Василий Иванович совсем не похож на старика. Это невысокий крепкий человек с резкими глубокими прочерками на щеках. У него есть личная благодарность маршала Говорова за хорошую работу. Маршал подарил Василию Ивановичу именные часы с гравировкой. В Артиллерийском музее можно увидеть фотографию Василия Ивановича.
— Какой у меня учитель, а! — с гордостью сказал Брюс, когда мы вышли на заводской двор. — А руки-то…
Меня тоже удивили руки мастера. Почему-то вспомнились плакаты и силачи рабочие, которые на них нарисованы. Всегда казалось, что таких рабочих не бывает.
Оказывается, такие рабочие есть. Василий Иванович Шавыкин, к примеру.
Маленький, очень маленький… Говорит Василий Иванович Шавыкин
— Лёня тогда был маленький, даже очень маленький. И очень молчаливый. Всё под ноги себе смотрел и никогда не улыбнётся. Такой серьёзный, взрослый взгляд. Стоит этак передо мной, говорю ему что-нибудь, а он глаза только чуть-чуть подымает. И кажется, что глаза да валенки — а остального нет.
По первости-то он выполнял самую простую работу. Работа несложная, а ему — радость! А как же иначе — оружие делает! ППД. Знаете, какая гордость в них во всех была! Как немного отошли от голода, как снова попривыкли смеяться, сразу такими гордецами стали — мы, мол, рабочие!
Однажды на вторую ГЭС топлива не привезли — уж очень фашист бомбил сильно. Без топлива электростанция остановилась — ни света, ни электричества не даёт. Без тока станки молчат, а работать надо. Военные ждут оружия, и сказать им совестно, что мы без тока работать не можем. Надо работать, и всё! И приходилось работать так: Лёня руками мотор крутит, через трансмиссионные ремни, а я на станке работаю. Крутить мотор трудно — взрослому-то тяжело. А Лёня справлялся…
Озорники
Прошло два года. Лёня окреп, освоился с заводом, познакомился с другими мальчишками. Он перестал стесняться и почувствовал себя на заводе совсем своим.
В перерыв мальчишки уже не сидели в цехе, как тихие старички, а шли на заводской двор. Даже придумали новую игру.
На заводском дворе скопились горы металлической стружки. Поэтому решили стружку сжечь. На заводе запылали костры, в них плавили стружку. В эти костры мальчишки бросали трубы. Каждая труба была с одного конца заварена, потом в неё наливалась вода, а другой конец трубы затыкался деревянной пробкой. Когда вода закипала, труба начинала гудеть, как паровоз, а потом высоко-высоко стреляла пробкой. Шуму и грохоту при этом было — как при выстреле из настоящего орудия.
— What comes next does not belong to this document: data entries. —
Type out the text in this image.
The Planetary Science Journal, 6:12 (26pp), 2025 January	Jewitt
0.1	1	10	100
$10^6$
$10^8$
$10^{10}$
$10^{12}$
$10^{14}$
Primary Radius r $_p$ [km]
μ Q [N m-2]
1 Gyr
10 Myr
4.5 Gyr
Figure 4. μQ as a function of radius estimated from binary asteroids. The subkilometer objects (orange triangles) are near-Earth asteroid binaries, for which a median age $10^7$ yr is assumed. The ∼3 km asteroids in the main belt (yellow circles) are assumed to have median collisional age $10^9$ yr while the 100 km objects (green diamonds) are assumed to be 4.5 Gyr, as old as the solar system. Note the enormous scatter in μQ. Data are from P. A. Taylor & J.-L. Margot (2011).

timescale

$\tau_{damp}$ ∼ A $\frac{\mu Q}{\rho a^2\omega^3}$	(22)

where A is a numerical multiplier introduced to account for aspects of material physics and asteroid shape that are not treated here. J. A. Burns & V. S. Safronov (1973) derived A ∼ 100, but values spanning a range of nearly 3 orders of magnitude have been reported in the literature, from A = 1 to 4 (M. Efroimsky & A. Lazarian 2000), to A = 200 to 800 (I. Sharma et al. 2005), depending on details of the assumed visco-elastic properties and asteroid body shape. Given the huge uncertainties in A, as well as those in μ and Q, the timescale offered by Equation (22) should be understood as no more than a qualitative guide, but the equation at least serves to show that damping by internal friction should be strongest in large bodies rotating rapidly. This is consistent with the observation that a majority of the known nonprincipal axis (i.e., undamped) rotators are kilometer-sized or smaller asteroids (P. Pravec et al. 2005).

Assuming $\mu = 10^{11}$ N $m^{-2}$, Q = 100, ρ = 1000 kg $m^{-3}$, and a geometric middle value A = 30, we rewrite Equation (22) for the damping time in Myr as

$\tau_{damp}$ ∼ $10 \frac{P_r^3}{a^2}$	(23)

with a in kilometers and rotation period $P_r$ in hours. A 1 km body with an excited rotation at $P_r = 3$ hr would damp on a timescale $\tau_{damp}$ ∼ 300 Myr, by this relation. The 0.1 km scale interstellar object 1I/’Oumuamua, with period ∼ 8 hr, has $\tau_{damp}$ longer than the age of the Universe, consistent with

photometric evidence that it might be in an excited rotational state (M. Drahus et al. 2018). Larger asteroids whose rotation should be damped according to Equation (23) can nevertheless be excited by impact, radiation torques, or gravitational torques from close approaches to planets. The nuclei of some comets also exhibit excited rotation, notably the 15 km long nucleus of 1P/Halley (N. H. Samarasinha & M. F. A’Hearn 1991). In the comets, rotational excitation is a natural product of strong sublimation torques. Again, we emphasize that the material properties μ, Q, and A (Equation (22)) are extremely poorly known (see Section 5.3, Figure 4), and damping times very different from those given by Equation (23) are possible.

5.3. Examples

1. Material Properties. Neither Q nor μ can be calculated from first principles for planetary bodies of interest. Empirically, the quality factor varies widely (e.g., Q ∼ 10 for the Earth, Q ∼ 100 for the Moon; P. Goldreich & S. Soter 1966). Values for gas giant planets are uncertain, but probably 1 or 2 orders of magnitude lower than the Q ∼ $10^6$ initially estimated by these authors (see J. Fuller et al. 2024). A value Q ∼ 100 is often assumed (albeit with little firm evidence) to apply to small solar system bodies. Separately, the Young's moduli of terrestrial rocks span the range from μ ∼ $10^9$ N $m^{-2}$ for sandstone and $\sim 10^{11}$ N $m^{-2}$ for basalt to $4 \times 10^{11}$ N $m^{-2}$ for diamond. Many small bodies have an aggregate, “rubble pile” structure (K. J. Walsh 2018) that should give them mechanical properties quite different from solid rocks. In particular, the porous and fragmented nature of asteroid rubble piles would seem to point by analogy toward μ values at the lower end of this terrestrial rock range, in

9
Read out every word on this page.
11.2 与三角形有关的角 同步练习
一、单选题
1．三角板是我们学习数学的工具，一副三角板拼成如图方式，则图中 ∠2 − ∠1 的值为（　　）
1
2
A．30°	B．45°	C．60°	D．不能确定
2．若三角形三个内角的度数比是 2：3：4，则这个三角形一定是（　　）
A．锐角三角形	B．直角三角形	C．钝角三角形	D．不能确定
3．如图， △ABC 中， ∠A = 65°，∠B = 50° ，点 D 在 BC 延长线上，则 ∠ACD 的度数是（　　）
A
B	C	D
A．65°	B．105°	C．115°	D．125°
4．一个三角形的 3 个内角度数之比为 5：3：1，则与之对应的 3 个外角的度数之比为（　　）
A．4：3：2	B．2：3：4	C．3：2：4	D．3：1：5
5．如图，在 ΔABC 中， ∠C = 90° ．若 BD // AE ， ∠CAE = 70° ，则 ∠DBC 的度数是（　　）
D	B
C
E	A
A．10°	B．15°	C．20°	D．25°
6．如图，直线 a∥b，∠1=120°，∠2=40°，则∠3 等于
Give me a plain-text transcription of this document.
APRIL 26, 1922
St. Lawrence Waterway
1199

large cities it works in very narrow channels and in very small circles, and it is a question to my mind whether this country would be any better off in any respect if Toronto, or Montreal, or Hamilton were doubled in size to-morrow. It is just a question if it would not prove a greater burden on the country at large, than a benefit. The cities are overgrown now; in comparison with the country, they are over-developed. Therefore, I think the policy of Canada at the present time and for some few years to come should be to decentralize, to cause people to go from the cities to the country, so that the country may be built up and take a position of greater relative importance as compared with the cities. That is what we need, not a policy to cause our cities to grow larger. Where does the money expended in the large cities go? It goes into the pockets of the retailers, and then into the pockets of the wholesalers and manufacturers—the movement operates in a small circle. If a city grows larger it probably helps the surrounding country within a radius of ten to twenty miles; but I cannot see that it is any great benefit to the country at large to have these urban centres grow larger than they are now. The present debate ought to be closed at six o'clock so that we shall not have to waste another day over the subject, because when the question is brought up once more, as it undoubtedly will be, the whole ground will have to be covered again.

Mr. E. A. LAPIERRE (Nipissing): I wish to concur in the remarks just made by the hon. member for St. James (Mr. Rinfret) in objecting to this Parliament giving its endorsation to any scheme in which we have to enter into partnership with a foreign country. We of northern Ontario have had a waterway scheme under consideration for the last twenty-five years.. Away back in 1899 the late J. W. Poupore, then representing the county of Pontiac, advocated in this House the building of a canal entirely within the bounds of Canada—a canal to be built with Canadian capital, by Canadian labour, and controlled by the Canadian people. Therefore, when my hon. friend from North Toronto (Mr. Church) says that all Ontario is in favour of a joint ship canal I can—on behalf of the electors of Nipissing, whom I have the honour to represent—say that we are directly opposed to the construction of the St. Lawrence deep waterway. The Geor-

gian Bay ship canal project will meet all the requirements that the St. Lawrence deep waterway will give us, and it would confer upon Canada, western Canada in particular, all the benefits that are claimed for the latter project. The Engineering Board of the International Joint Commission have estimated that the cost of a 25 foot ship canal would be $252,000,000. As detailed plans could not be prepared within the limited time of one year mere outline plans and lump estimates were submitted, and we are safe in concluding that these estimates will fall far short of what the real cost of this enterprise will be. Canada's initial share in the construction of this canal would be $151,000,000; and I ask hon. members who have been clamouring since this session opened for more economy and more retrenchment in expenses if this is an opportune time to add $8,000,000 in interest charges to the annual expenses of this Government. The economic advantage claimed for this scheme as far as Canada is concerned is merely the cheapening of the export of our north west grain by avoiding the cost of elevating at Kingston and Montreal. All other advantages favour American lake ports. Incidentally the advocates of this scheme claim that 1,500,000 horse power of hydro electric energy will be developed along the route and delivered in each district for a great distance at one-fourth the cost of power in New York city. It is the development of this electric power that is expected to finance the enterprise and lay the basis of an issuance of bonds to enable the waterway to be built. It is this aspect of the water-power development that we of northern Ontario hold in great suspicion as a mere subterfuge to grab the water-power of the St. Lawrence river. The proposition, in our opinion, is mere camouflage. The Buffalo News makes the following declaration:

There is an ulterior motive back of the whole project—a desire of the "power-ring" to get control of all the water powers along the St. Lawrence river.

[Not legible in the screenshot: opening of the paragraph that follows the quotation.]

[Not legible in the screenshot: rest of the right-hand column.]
Потом мальчишки бежали кто куда. Если поймают, несдобровать!
Самый радостный день
Как этого дня ни ждали, он всё-таки пришёл неожиданно. Никогда город не видел столько счастливых лиц, столько радостных слёз.
Всё. Нет блокады. Железное кольцо смято, разбито вдребезги. Ленинград смеётся и ликует.
Двадцать седьмого января тысяча девятьсот сорок четвёртого года все люди завода собрались в клубе-подвале. Директор объявил, что всем, кто геройски защищал город от фашистов, будет вручена медаль «За оборону Ленинграда».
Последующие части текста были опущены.